All of which is to say, some Heisman voters will be motivated to find compelling reasons not to vote for Winston. Between that and voters' tendency to prefer a fresh winner, I don't see Winston winning again.
(On a side note, I've never understood how the crab leg story was allowed to run its course. I've lived in two major college towns, each bigger than Tallahassee, and I'm positive a reigning Heisman trophy winner who pilfered a small amount of produce would have at least been given the opportunity to return or pay for the items. I'm not saying this double standard is fair, but do you think Peyton Manning would get a speeding ticket in Denver?)

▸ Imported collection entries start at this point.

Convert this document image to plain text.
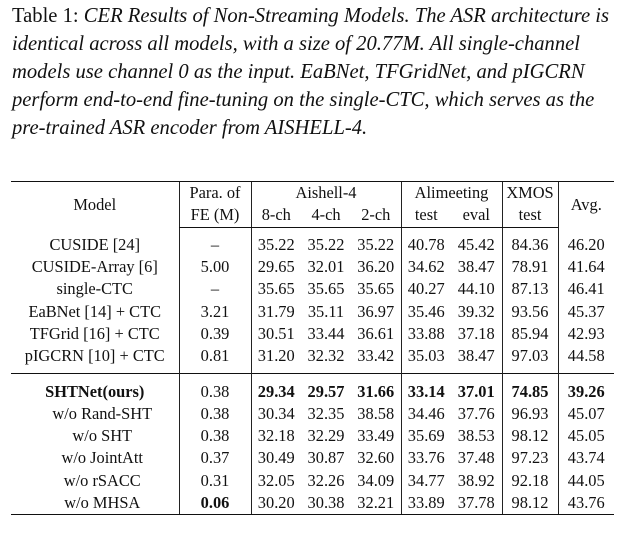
Table 1: CER Results of Non-Streaming Models. The ASR architecture is identical across all models, with a size of 20.77M. All single-channel models use channel 0 as the input. EaBNet, TFGridNet, and pIGCRN perform end-to-end fine-tuning on the single-CTC, which serves as the pre-trained ASR encoder from AISHELL-4.
Model	Para. of	Aishell-4			Alimeeting		XMOS	Avg.
	FE (M)	8-ch	4-ch	2-ch	test	eval	test	

CUSIDE [24]	–	35.22	35.22	35.22	40.78	45.42	84.36	46.20
CUSIDE-Array [6]	5.00	29.65	32.01	36.20	34.62	38.47	78.91	41.64
single-CTC	–	35.65	35.65	35.65	40.27	44.10	87.13	46.41
EaBNet [14] + CTC	3.21	31.79	35.11	36.97	35.46	39.32	93.56	45.37
TFGrid [16] + CTC	0.39	30.51	33.44	36.61	33.88	37.18	85.94	42.93
pIGCRN [10] + CTC	0.81	31.20	32.32	33.42	35.03	38.47	97.03	44.58

SHTNet(ours)	0.38	29.34	29.57	31.66	33.14	37.01	74.85	39.26
w/o Rand-SHT	0.38	30.34	32.35	38.58	34.46	37.76	96.93	45.07
w/o SHT	0.38	32.18	32.29	33.49	35.69	38.53	98.12	45.05
w/o JointAtt	0.37	30.49	30.87	32.60	33.76	37.48	97.23	43.74
w/o rSACC	0.31	32.05	32.26	34.09	34.77	38.92	92.18	44.05
w/o MHSA	0.06	30.20	30.38	32.21	33.89	37.78	98.12	43.76
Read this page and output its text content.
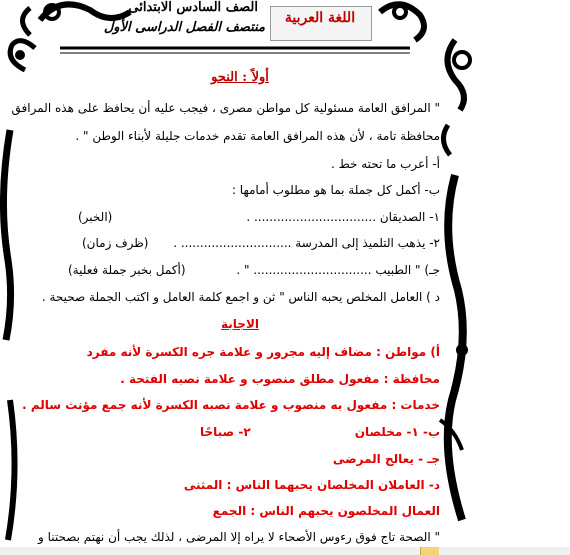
اللغة العربية
الصف السادس الابتدائى
منتصف الفصل الدراسى الأول
أولاً : النحو
" المرافق العامة مسئولية كل مواطن مصرى ، فيجب عليه أن يحافظ على هذه المرافق
محافظة تامة ، لأن هذه المرافق العامة تقدم خدمات جليلة لأبناء الوطن " .
أ- أعرب ما تحته خط .
ب- أكمل كل جملة بما هو مطلوب أمامها :
١- الصديقان ................................ .
(الخبر)
٢- يذهب التلميذ إلى المدرسة ............................. .
(ظرف زمان)
جـ) " الطبيب ............................... " .
(أكمل بخبر جملة فعلية)
د ) العامل المخلص يحبه الناس " ثن و اجمع كلمة العامل و اكتب الجملة صحيحة .
الاجابة
أ) مواطن : مضاف إليه مجرور و علامة جره الكسرة لأنه مفرد
محافظة : مفعول مطلق منصوب و علامة نصبه الفتحة .
خدمات : مفعول به منصوب و علامة نصبه الكسرة لأنه جمع مؤنث سالم .
ب- ١- مخلصان
٢- صباحًا
جـ - يعالج المرضى
د- العاملان المخلصان يحبهما الناس : المثنى
العمال المخلصون يحبهم الناس : الجمع
" الصحة تاج فوق رءوس الأصحاء لا يراه إلا المرضى ، لذلك يجب أن نهتم بصحتنا و
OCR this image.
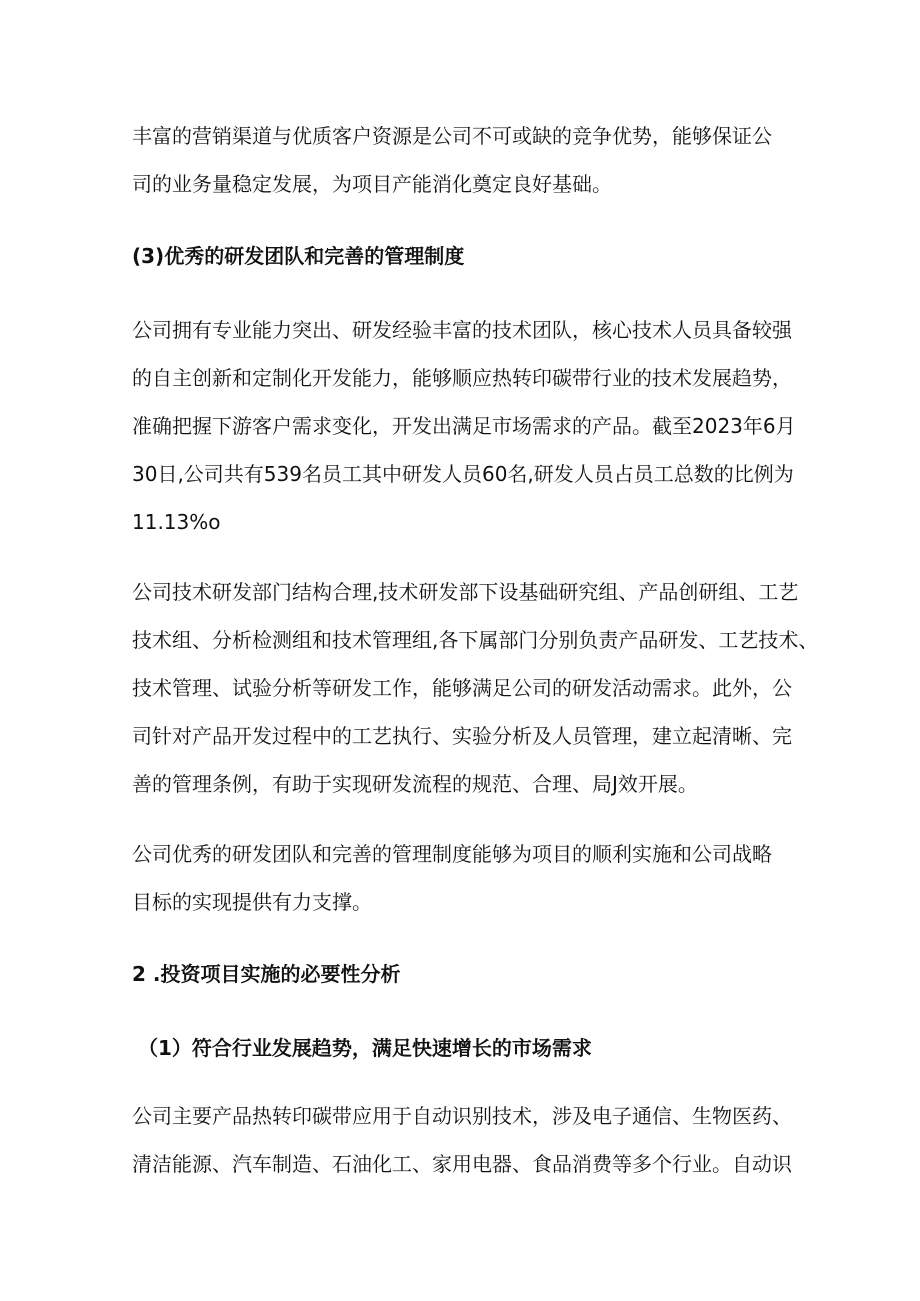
丰富的营销渠道与优质客户资源是公司不可或缺的竞争优势，能够保证公
司的业务量稳定发展，为项目产能消化奠定良好基础。

(3)优秀的研发团队和完善的管理制度

公司拥有专业能力突出、研发经验丰富的技术团队，核心技术人员具备较强
的自主创新和定制化开发能力，能够顺应热转印碳带行业的技术发展趋势，
准确把握下游客户需求变化，开发出满足市场需求的产品。截至2023年6月
30日,公司共有539名员工其中研发人员60名,研发人员占员工总数的比例为
11.13%o

公司技术研发部门结构合理,技术研发部下设基础研究组、产品创研组、工艺
技术组、分析检测组和技术管理组,各下属部门分别负责产品研发、工艺技术、
技术管理、试验分析等研发工作，能够满足公司的研发活动需求。此外，公
司针对产品开发过程中的工艺执行、实验分析及人员管理，建立起清晰、完
善的管理条例，有助于实现研发流程的规范、合理、局J效开展。

公司优秀的研发团队和完善的管理制度能够为项目的顺利实施和公司战略
目标的实现提供有力支撑。

2 .投资项目实施的必要性分析

（1）符合行业发展趋势，满足快速增长的市场需求

公司主要产品热转印碳带应用于自动识别技术，涉及电子通信、生物医药、
清洁能源、汽车制造、石油化工、家用电器、食品消费等多个行业。自动识
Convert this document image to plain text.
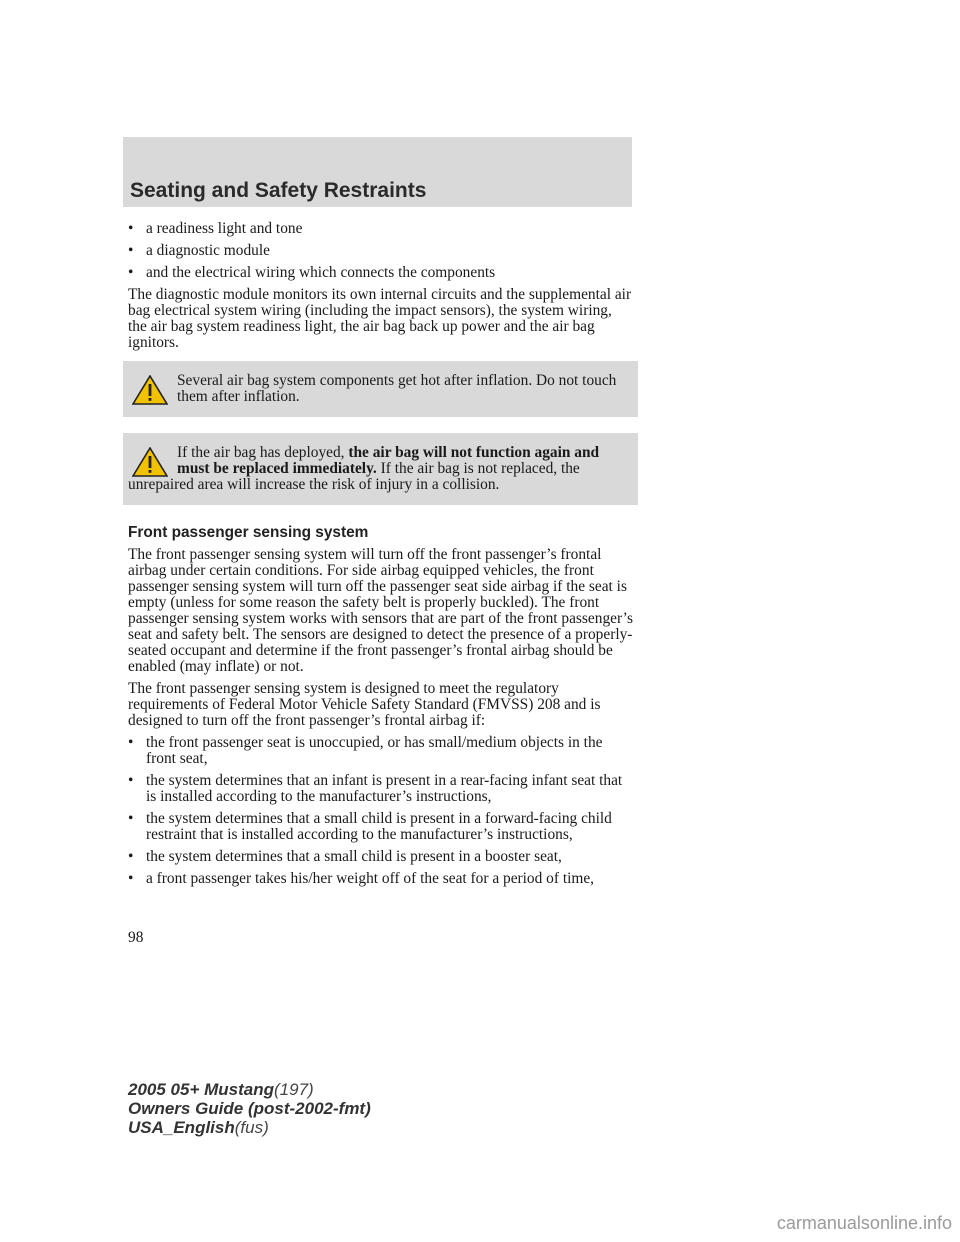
Seating and Safety Restraints

• a readiness light and tone

• a diagnostic module

• and the electrical wiring which connects the components

The diagnostic module monitors its own internal circuits and the supplemental air bag electrical system wiring (including the impact sensors), the system wiring, the air bag system readiness light, the air bag back up power and the air bag ignitors.

Several air bag system components get hot after inflation. Do not touch them after inflation.

If the air bag has deployed, the air bag will not function again and must be replaced immediately. If the air bag is not replaced, the unrepaired area will increase the risk of injury in a collision.

Front passenger sensing system

The front passenger sensing system will turn off the front passenger’s frontal airbag under certain conditions. For side airbag equipped vehicles, the front passenger sensing system will turn off the passenger seat side airbag if the seat is empty (unless for some reason the safety belt is properly buckled). The front passenger sensing system works with sensors that are part of the front passenger’s seat and safety belt. The sensors are designed to detect the presence of a properly-seated occupant and determine if the front passenger’s frontal airbag should be enabled (may inflate) or not.

The front passenger sensing system is designed to meet the regulatory requirements of Federal Motor Vehicle Safety Standard (FMVSS) 208 and is designed to turn off the front passenger’s frontal airbag if:

• the front passenger seat is unoccupied, or has small/medium objects in the front seat,

• the system determines that an infant is present in a rear-facing infant seat that is installed according to the manufacturer’s instructions,

• the system determines that a small child is present in a forward-facing child restraint that is installed according to the manufacturer’s instructions,

• the system determines that a small child is present in a booster seat,

• a front passenger takes his/her weight off of the seat for a period of time,

98
2005 05+ Mustang(197)
Owners Guide (post-2002-fmt)
USA_English(fus)
carmanualsonline.info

3. The semifinals sites will cause handwringing.
The playoff selection committee has been pretty vague about how it will choose teams for its inaugural College Football Playoff. Its website gives lip service to strength of schedule, common opposition, and conference championships, but it leaves the interpretation open enough to allow committee members plenty of space in choosing teams.
However, one thing it is fairly specific about is the assignment of the semifinal sites. In each playoff year, the committee will be able to pair the two semifinal games with the two host sites in that year's rotation. This may seem like a formality, but the examples given illustrate a slippery slope. For example, this year's sites are the Rose Bowl and Sugar Bowl, the former being UCLA's home stadium while the latter is an informal home for LSU. In cases where UCLA or LSU is seeded third or fourth, the committee explains, it would be unfair for them to play a higher seeded team as a virtual home team. They call this "geographical disadvantage."
I can appreciate the sentiment here. The committee is largely modeled after the NCAA basketball tournament's selection committee, and geographic placement is an underrated responsibility that group must address as it builds its postseason. And yet, I think the football committee underestimates just how petty college football coaches can be if they think avoiding obvious geographical advantages for the No. 3 and 4 seeds will be enough.
Using this year's sites as an example, wouldn't teams built for a slower pace, like Stanford or Michigan State, prefer to play up-tempo opponents on the natural grass of Pasadena rather than the artificial surface in New Orleans? And, given the SEC's historical ties to the Sugar Bowl or the Big Ten and Pac 12's to the Rose Bowl, is there a logistic advantage for teams from those conferences who have recently played at those sites?
And what about the list of sites in general? Most bowls are held in the South or Southwest, a logical choice for December and January. But by definition, isn't that a disadvantage for teams from the Big Ten or Pac 12?
These games have to be played somewhere, and knowing this crowd, someone is going to be unhappy about just where that somewhere is. I give the committee credit for identifying a potentially obvious complaint, but this is going to be an issue no matter how considerate they are. That's how it always ends.